Is Something Different? Yield Spreads vs USD
posted Jun 9, 2005 at 10:48PM
I remember, in what seems a long while back, reading a Saville article where a widening yield spread was good for gold stocks and a narrowing yield spread was bad for gold stocks. The first two charts below seem to bear that out
You can see that the long corrective process in gold stocks started when the yield spread topped out. Now all things considering, the HUI looks like it has held up well despite the collapse of the yield spread.
Now of course the big question is whether this narrowing of the yield spread has hit a bottom? From what I understand the Fed plans to continue its "measured" raising of rates. What about the long side? Would bonds selling off, ie. a rise in yields, start widening the yield spread and give a boost to gold stocks?
Not long ago I would have said no.
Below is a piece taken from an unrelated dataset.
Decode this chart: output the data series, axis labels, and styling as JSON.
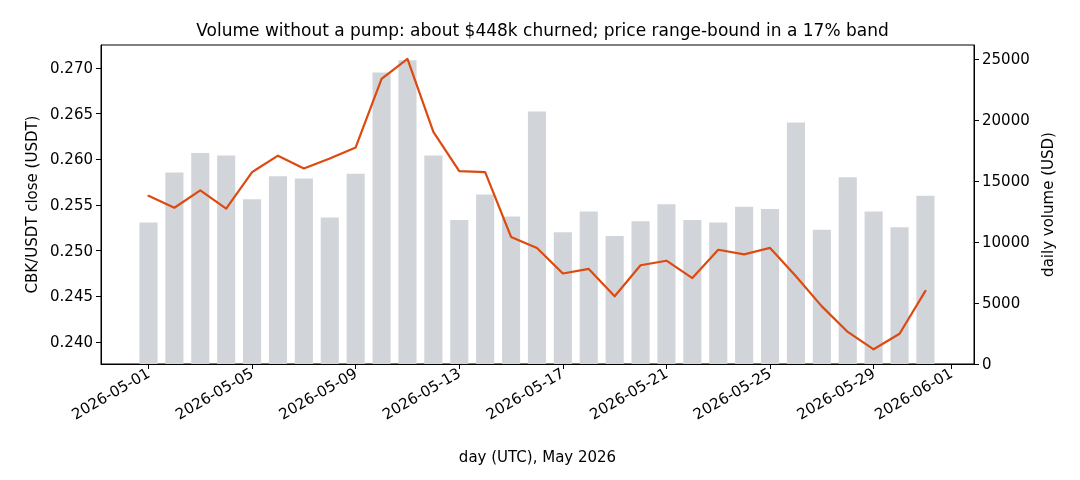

And the reason is that over the past fews years of the USD bear market, any USD countertrend rallies have happened in conjunction with long bonds selling off i.e. rising yields.
Indeed that is why the dollar bulls are saying when the bonds end thier pre-natural strength, the green-back is going to take off
But look at the charts below, which show that perhaps another relationship that has applied over the past few years may now be changing.
Have things changed? Here we see for this first time in years that the USD is trending in lockstep with bond prices. Bonds move up...so does the USD....Bonds sell off and down goes the greenback.
Now it is too soon to say whether the above marks some kind of sea-change but obviously the relationship between bonds is one to keep an eye on.
As far as why this would be happening I don't really know. I must admit bonds and yield spreads and impact on dollar and gold is getting into rubic cube territory for me.
Obviously being bullish on gold what I would expect to see is a sell off in bonds resulting in a selling off of the USD.
We should find out soon enough as, not shown here, bonds are definitely toppy on both the daily and weekly charts.